Davos : Trump attaque l’Europe et le Danemark et réaffirme ses intentions sur le Groenland

Donald Trump a violemment attaqué l’Europe et le Danemark, mercredi 21 janvier au Forum économique mondial, à Davos (Suisse), réaffirmant que seuls les Etats-Unis étaient en mesure de protéger le Groenland, tout en vantant sur un ton triomphant la vigueur économique américaine. Voici ce qu’on peut retenir de ce discours souvent décousu :
Donald Trump a semblé exclure pour la première fois à Davos d’utiliser la force pour mettre la main sur le Groenland, mais a exigé des « négociations immédiates » sur son acquisition par les Etats-Unis. « Les gens pensaient que j’utiliserais la force. Je n’ai pas besoin d’utiliser la force. Je ne veux pas utiliser la force. Je n’utiliserai pas la force », a-t-il déclaré au sujet du territoire autonome appartenant au Danemark, qu’il a plusieurs fois confondu avec l’Islande dans son discours.
« Je demande l’ouverture de négociations immédiates afin de discuter à nouveau de l’acquisition du Groenland par les Etats-Unis », a cependant ajouté le président américain, réaffirmant « qu’aucune nation ni groupe de nations n’est en position de pouvoir assurer la sécurité du Groenland en dehors des Etats-Unis ».

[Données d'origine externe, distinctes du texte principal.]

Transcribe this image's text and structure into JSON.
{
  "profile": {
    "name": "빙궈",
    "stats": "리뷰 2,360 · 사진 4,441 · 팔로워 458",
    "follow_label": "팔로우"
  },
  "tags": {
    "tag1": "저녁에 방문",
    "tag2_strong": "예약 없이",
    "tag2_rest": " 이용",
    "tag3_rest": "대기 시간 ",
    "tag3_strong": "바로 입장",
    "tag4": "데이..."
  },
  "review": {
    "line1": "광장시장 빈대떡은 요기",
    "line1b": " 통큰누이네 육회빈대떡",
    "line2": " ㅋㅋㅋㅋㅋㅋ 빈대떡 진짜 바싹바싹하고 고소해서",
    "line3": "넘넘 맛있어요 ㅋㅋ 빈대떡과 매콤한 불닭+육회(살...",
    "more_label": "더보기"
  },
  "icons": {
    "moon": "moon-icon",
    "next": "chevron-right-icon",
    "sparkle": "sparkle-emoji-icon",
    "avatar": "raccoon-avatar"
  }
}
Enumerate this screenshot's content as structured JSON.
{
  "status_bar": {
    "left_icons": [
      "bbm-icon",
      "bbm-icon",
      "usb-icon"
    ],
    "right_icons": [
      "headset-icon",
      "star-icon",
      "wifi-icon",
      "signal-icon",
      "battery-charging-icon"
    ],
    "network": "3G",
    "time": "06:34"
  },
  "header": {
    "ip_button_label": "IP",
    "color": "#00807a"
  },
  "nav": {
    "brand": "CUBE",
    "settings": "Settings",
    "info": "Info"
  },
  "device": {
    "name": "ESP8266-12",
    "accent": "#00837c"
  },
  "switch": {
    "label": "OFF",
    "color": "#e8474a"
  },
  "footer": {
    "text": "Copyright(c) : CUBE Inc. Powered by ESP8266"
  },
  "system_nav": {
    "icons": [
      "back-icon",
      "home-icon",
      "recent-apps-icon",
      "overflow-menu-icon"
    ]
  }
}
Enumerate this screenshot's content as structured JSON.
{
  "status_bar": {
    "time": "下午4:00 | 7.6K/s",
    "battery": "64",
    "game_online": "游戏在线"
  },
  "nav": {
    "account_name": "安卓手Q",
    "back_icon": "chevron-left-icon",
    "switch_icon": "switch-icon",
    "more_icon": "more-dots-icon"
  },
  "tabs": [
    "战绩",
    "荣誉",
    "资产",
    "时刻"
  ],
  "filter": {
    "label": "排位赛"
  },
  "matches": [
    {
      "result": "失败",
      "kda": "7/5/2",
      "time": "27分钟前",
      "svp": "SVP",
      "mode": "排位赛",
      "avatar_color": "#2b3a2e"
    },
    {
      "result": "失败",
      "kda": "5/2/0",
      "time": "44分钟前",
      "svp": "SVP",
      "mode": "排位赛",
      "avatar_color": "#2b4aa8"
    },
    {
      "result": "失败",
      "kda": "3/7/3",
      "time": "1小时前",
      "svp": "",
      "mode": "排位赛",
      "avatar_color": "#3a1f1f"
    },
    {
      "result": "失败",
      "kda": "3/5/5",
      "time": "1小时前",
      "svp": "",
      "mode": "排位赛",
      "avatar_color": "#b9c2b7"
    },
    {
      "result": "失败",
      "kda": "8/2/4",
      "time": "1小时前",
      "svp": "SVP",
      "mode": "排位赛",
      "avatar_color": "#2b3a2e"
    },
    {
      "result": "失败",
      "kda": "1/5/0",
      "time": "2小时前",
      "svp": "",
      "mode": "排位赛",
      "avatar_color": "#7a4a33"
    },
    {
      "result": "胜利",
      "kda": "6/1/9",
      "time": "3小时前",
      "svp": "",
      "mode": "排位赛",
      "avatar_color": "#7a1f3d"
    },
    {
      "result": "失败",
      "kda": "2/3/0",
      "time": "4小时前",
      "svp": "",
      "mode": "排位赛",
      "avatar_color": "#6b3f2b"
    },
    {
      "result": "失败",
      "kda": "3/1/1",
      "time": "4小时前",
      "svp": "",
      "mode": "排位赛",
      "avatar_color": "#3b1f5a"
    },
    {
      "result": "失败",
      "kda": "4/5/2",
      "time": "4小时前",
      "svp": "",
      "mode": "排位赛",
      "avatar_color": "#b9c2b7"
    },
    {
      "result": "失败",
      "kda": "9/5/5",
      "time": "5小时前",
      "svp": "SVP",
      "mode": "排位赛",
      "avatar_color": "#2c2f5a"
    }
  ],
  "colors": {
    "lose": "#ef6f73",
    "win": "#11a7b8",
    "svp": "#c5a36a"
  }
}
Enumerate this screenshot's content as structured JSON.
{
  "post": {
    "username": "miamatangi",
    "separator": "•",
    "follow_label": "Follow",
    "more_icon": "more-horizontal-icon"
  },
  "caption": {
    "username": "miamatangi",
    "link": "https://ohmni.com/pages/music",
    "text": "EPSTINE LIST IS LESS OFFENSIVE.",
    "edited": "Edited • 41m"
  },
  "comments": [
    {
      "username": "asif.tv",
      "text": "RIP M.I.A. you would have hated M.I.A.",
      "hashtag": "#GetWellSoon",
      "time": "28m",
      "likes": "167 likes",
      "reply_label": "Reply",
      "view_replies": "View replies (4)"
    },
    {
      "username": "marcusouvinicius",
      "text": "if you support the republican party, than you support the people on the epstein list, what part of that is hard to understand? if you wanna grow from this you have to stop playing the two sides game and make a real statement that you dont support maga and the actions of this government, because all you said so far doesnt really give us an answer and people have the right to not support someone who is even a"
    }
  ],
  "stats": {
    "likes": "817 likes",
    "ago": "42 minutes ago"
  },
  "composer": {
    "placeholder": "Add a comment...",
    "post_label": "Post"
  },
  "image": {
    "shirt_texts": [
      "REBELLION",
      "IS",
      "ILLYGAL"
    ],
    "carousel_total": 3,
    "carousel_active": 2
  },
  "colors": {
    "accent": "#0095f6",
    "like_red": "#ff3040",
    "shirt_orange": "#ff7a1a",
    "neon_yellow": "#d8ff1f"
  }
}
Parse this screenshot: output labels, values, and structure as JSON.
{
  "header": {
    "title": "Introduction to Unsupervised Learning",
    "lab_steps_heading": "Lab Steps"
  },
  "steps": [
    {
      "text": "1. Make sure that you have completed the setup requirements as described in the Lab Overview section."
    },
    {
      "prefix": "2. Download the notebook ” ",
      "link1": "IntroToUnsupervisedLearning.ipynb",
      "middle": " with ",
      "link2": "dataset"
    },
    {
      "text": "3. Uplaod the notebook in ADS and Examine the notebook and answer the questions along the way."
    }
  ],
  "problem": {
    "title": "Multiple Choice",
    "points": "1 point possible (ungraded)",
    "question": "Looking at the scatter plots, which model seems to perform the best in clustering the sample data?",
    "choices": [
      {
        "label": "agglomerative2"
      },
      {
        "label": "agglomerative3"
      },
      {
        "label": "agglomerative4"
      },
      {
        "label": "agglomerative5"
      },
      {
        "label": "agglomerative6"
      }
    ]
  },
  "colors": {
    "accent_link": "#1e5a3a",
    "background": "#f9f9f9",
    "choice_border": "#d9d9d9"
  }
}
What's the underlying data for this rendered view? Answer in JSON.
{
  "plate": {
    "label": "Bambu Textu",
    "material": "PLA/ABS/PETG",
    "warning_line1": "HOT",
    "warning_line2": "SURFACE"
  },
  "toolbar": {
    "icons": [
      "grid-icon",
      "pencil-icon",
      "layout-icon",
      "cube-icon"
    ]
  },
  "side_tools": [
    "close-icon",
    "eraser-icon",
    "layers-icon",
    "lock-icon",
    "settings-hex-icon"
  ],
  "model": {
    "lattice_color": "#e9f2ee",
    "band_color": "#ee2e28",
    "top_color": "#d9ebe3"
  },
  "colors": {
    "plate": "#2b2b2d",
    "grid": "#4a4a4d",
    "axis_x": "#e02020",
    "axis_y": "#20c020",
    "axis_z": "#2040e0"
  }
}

« Nous sommes une grande puissance, beaucoup plus grande que ce que les gens comprennent. Je pense qu’ils l’ont découvert il y a deux semaines au Venezuela », a-t-il relevé, en faisant allusion à l’enlèvement de l’autocrate Nicolas Maduro par les Etats-Unis.
« Nous voulons un morceau de glace pour protéger le monde, et ils refusent de nous le donner », a encore commenté Donald Trump. « Ils ont donc le choix, » a-t-il poursuivi. « Ils peuvent dire “oui”, et nous leur en serons très reconnaissants. Ou ils peuvent dire “non”, et nous nous en souviendrons », a-t-il poursuivi sur un ton peu amène.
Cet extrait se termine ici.